国が求めた出産 [社会福祉]
旧優生保護法による妊娠中絶の補償の問題が報道されましたが、謝罪と違憲性を求めた裁判が続けられています。現在でも、少子化対策として「女性に子どもを産んでもらいたい」という政治家がいます。子どもを産みたい環境をつくることが政治の使命なのに、産むことだけを求めています。これは政策ではありません。
「すべての人の社会」2020.1月号 日本障害者協議会で「堕胎罪一優生(母体)保護法という人口政策 大橋由香子」では、次のような事実を紹介しています。

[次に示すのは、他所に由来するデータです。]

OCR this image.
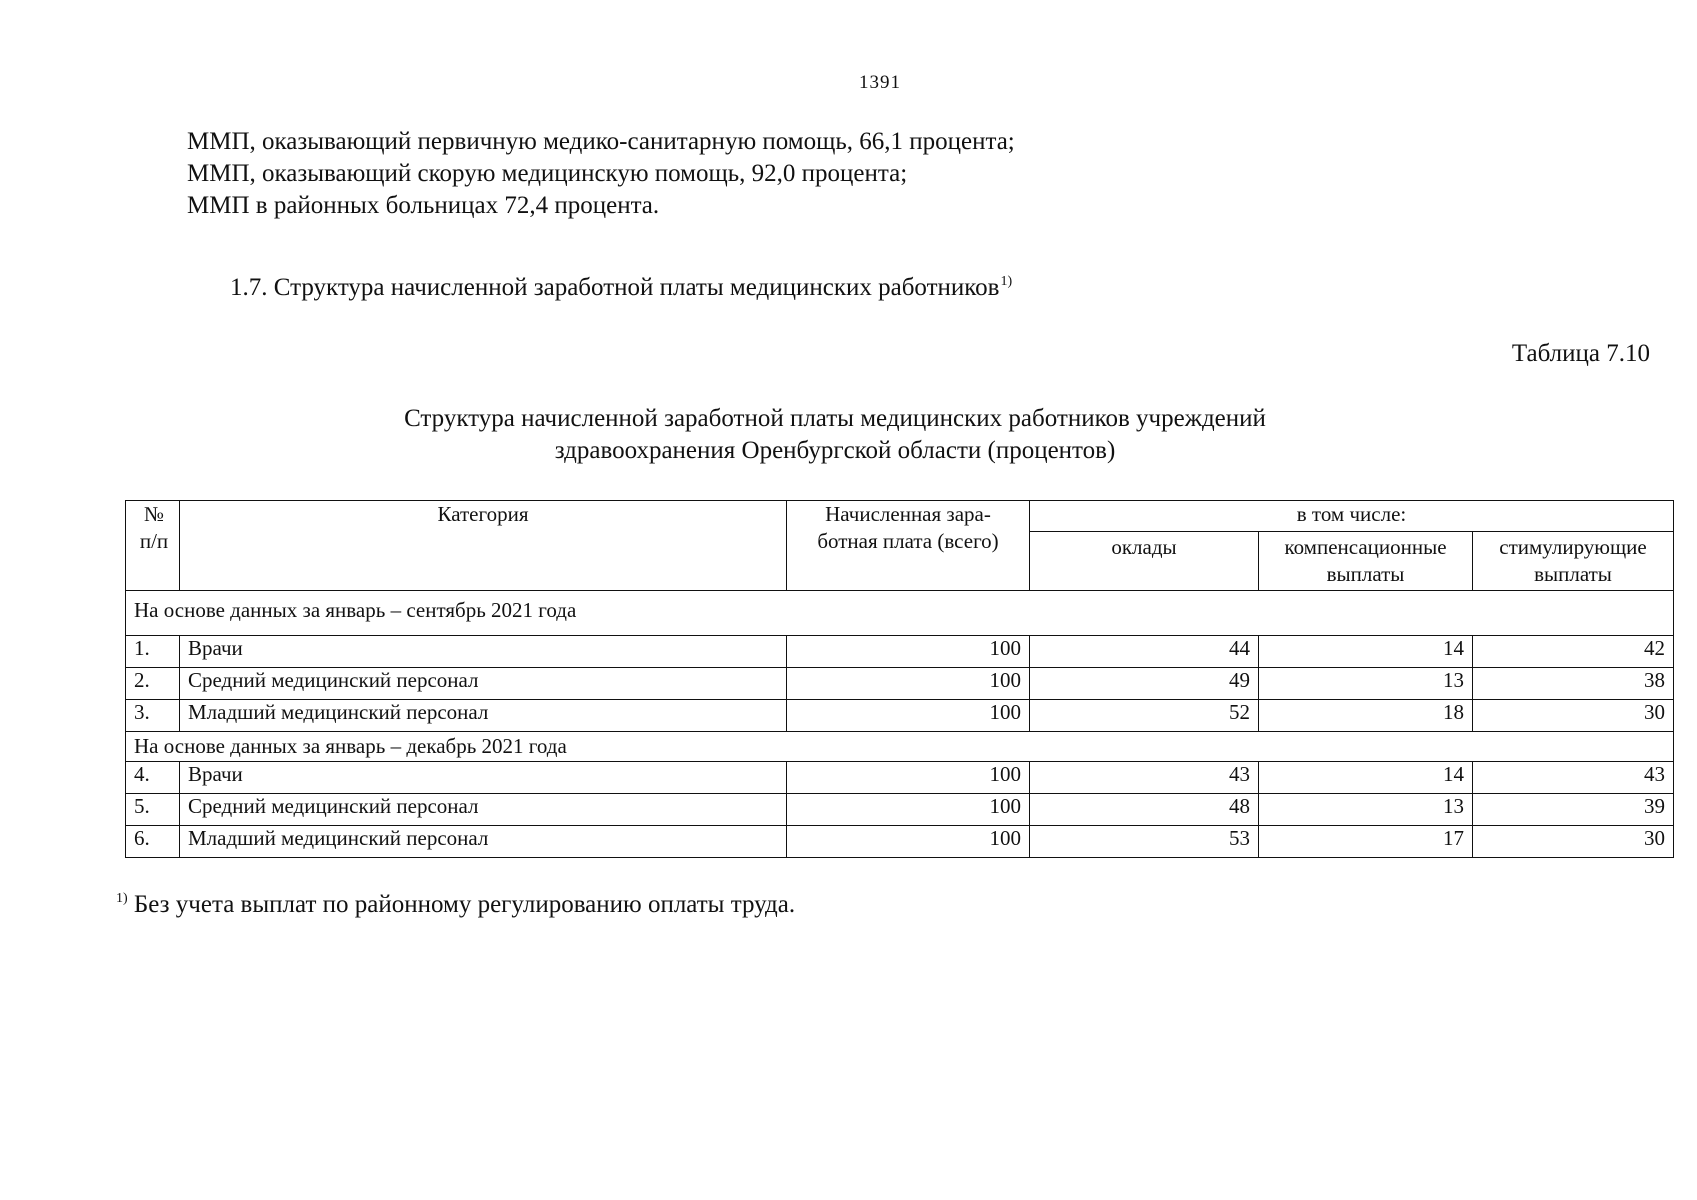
1391
ММП, оказывающий первичную медико-санитарную помощь, 66,1 процента;
ММП, оказывающий скорую медицинскую помощь, 92,0 процента;
ММП в районных больницах 72,4 процента.
1.7. Структура начисленной заработной платы медицинских работников$^{1)}$
Таблица 7.10
Структура начисленной заработной платы медицинских работников учреждений
здравоохранения Оренбургской области (процентов)
№ п/п	Категория	Начисленная зара-ботная плата (всего)	в том числе:		
			оклады	компенсационные выплаты	стимулирующие выплаты
На основе данных за январь – сентябрь 2021 года					
1.	Врачи	100	44	14	42
2.	Средний медицинский персонал	100	49	13	38
3.	Младший медицинский персонал	100	52	18	30
На основе данных за январь – декабрь 2021 года					
4.	Врачи	100	43	14	43
5.	Средний медицинский персонал	100	48	13	39
6.	Младший медицинский персонал	100	53	17	30
$^{1)}$ Без учета выплат по районному регулированию оплаты труда.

「皆さんは、『産めよ、殖やせよ』という言葉を見聞きしたことがありますか?今の日本でも、少子化で大変だ!もっと女性に産んでもらわないと、という政治家の声が報道されていますが、「産めよ、 殖やせよ、国のため」は1945年まで戦争をしていた日本のスローガンでした。女性は「子宝部隊」と呼ばれ、健全な子をたくさん産んだ夫婦は「優良多子家庭」として表彰されました。 1868年以降、明治政府は欧米のような近代国家をめざして、産業化や戦争の役に立つ労働力・兵力の増強をはかりました。1869年には、産婆(助産師) に対する堕胎禁止令が出され、その後、1907年の刑法には堕胎罪が制定されました。堕胎とは人工妊娠中絶のことです」
こうした社会的な空気の中で、強くて、逞しいこども作りが奨励されていくのです。40年前の国際障害者年の時代に、例えば、てんかんの人は法律的には旧優生保護法の対象でした。
現実的には、てんかんどなどでも結婚していく人も増えつつあった時代です。それでも1996年の法改正まで大きな問題になりませんでした。不思議な気がします。今回の動きは、国会としての怠慢も認めたものだと言えるかもしれません。